The Yankees lost 4–2 yesterday, despite a complete game from CC Sabathia and the fact that their infield turned a triple play — the team's first since 1968 — in the sixth inning. But the real fun happened on an otherwise insignificant foul ball by Robinson Cano and in the postgame remarks by Oakland pitcher Dallas Braden. Cano hit a blooper down the left-field line that landed just foul. Alex Rodriguez, who was on first, started to round the bases, and on his way back to first, stepped on the pitcher's mound — an act Braden took offense to.
Braden said that A-Rod had broken one of baseball's unwritten rules, albeit one hardly anyone, except for Braden and this guy, has ever heard of. (Neither the YES announcers nor Oakland's CSN announcers had any idea what Braden was upset about. In fact, the CSN booth thought at first Braden was yelling at the second-base umpire.) Braden told A-Rod to "get off my mound," then took seven minutes after the game to rip A-Rod to reporters. For stepping on the pitcher's mound.
Via the LoHud Yankees Blog: "I don't care if I'm Cy Young or the 25th man on the roster, if I've got the ball in my hand and I'm on that mound, that's my mound."
And via the Times' Bats blog: "If my grandmother ran across the mound, she would have heard the same thing he heard — period. That's the way I handle the game and the way I handle myself on my workday. That's just the way it is. I would never disrespect anybody like that."
And a couple from the Star-Ledger:
"He's right, I don't even have a handful of wins. I have three. Do the math A-Rod."
"I don't go over there and run laps at third base. I don't go over there. I don't spit over there. I don't spit over there. I stay away. You guys ever see anybody run across the mound like that? He ran across the pitcher's mound, foot on my rubber. No. Not flyin."
And lastly, some great ones, via the AP:
"The long and short of it is it's pretty much baseball etiquette. He should probably take a note from his captain over there, because you don't run across the pitcher's mound in between an inning or during the game. I was just dumbfounded that he would let that slip his mind."
"If he wants to run across the pitcher's mound, tell him to go do laps in the bullpen."
"I'm not really a speck on that guy's radar but he'll know after today that it might not be a good idea to run across the mound when I'm out there.
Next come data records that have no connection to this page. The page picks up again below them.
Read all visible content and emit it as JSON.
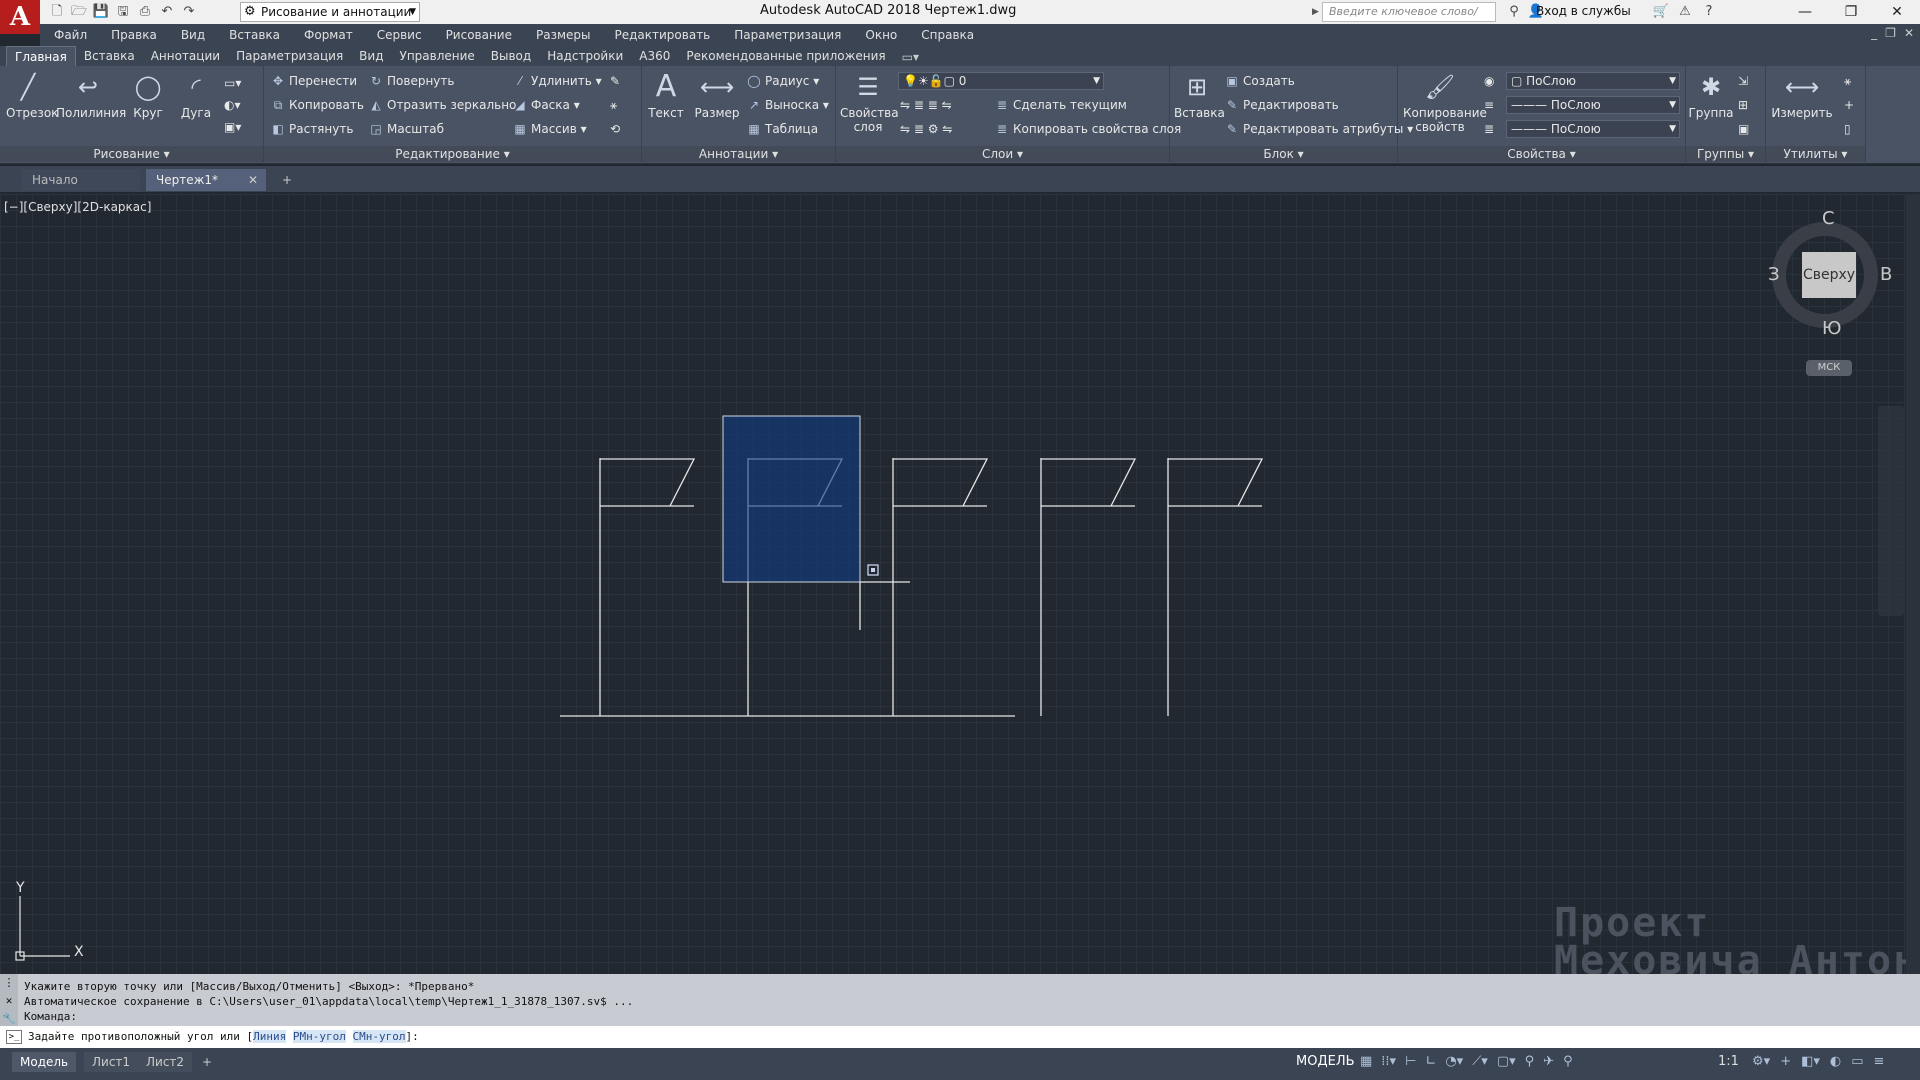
{
  "title_bar": {
    "app_title": "Autodesk AutoCAD 2018    Чертеж1.dwg",
    "workspace": "Рисование и аннотации",
    "search_placeholder": "Введите ключевое слово/фразу",
    "sign_in": "Вход в службы",
    "logo": "A"
  },
  "menu": [
    "Файл",
    "Правка",
    "Вид",
    "Вставка",
    "Формат",
    "Сервис",
    "Рисование",
    "Размеры",
    "Редактировать",
    "Параметризация",
    "Окно",
    "Справка"
  ],
  "ribbon_tabs": [
    "Главная",
    "Вставка",
    "Аннотации",
    "Параметризация",
    "Вид",
    "Управление",
    "Вывод",
    "Надстройки",
    "A360",
    "Рекомендованные приложения"
  ],
  "ribbon": {
    "draw": {
      "title": "Рисование",
      "line": "Отрезок",
      "polyline": "Полилиния",
      "circle": "Круг",
      "arc": "Дуга"
    },
    "modify": {
      "title": "Редактирование",
      "move": "Перенести",
      "rotate": "Повернуть",
      "trim": "Удлинить",
      "copy": "Копировать",
      "mirror": "Отразить зеркально",
      "fillet": "Фаска",
      "stretch": "Растянуть",
      "scale": "Масштаб",
      "array": "Массив"
    },
    "annotation": {
      "title": "Аннотации",
      "text": "Текст",
      "dimension": "Размер",
      "radius": "Радиус",
      "leader": "Выноска",
      "table": "Таблица"
    },
    "layers": {
      "title": "Слои",
      "properties": "Свойства слоя",
      "current_layer": "0",
      "make_current": "Сделать текущим",
      "match_layer": "Копировать свойства слоя"
    },
    "block": {
      "title": "Блок",
      "insert": "Вставка",
      "create": "Создать",
      "edit": "Редактировать",
      "edit_attributes": "Редактировать атрибуты"
    },
    "properties": {
      "title": "Свойства",
      "match": "Копирование свойств",
      "color": "ПоСлою",
      "linetype": "ПоСлою",
      "lineweight": "ПоСлою"
    },
    "groups": {
      "title": "Группы",
      "group": "Группа"
    },
    "utilities": {
      "title": "Утилиты",
      "measure": "Измерить"
    }
  },
  "doc_tabs": {
    "start": "Начало",
    "drawing": "Чертеж1*"
  },
  "viewport": {
    "label": "[−][Сверху][2D-каркас]",
    "viewcube": {
      "face": "Сверху",
      "north": "С",
      "south": "Ю",
      "west": "З",
      "east": "В",
      "ucs": "МСК"
    },
    "axis_x": "X",
    "axis_y": "Y",
    "watermark_line1": "Проект",
    "watermark_line2": "Меховича Антона"
  },
  "command": {
    "history": [
      "Укажите вторую точку или [Массив/Выход/Отменить] <Выход>: *Прервано*",
      "Автоматическое сохранение в C:\\Users\\user_01\\appdata\\local\\temp\\Чертеж1_1_31878_1307.sv$ ...",
      "Команда:"
    ],
    "prompt": "Задайте противоположный угол или [",
    "opt_line": "Линия",
    "opt_rm": "РМн-угол",
    "opt_sm": "СМн-угол",
    "prompt_end": "]:"
  },
  "status": {
    "model_tab": "Модель",
    "layout1": "Лист1",
    "layout2": "Лист2",
    "model_button": "МОДЕЛЬ",
    "scale": "1:1"
  }
}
It's not like I throw 95 (mph) and I'm going to hurt him. He'll know I was there, though."
"The guy was tasting himself too long to apologize. No, he didn't apologize. And it's a shame. I have a lot of respect for that guy, everything he's done in the game. It's just disappointing when you see the other side of things."
Yikes. So many things to say. For example, we've followed Derek Jeter since he was a rookie, and we had no idea until now that he had a reputation as a guy who didn't step on pitchers' mounds. And if A-Rod were to run laps in the bullpen, wouldn't that be disrespectful to the relief pitchers? Or does this imaginary rule only apply to mounds between the baselines? (Or perhaps it would be okay if he did laps in the Yankees' bullpen?) Also, "the other side of things" makes this seem like an awfully dark situation and not some pitcher with a career 17–21 record (albeit a 3–0 record this year) trying to get mentioned on PTI tonight.
A-Rod didn't seem terribly fazed by any of this, saying he found it "pretty funny" and he had no idea what he'd done wrong. He also didn't exactly take the high road: When first told of Braden's comments to reporters, A-Rod — who'd waved his hand at Braden after the inning as if to say "get off the field" — asked, "Who said that?" Upon being told it was Braden, he replied, "Exactly. Exactly."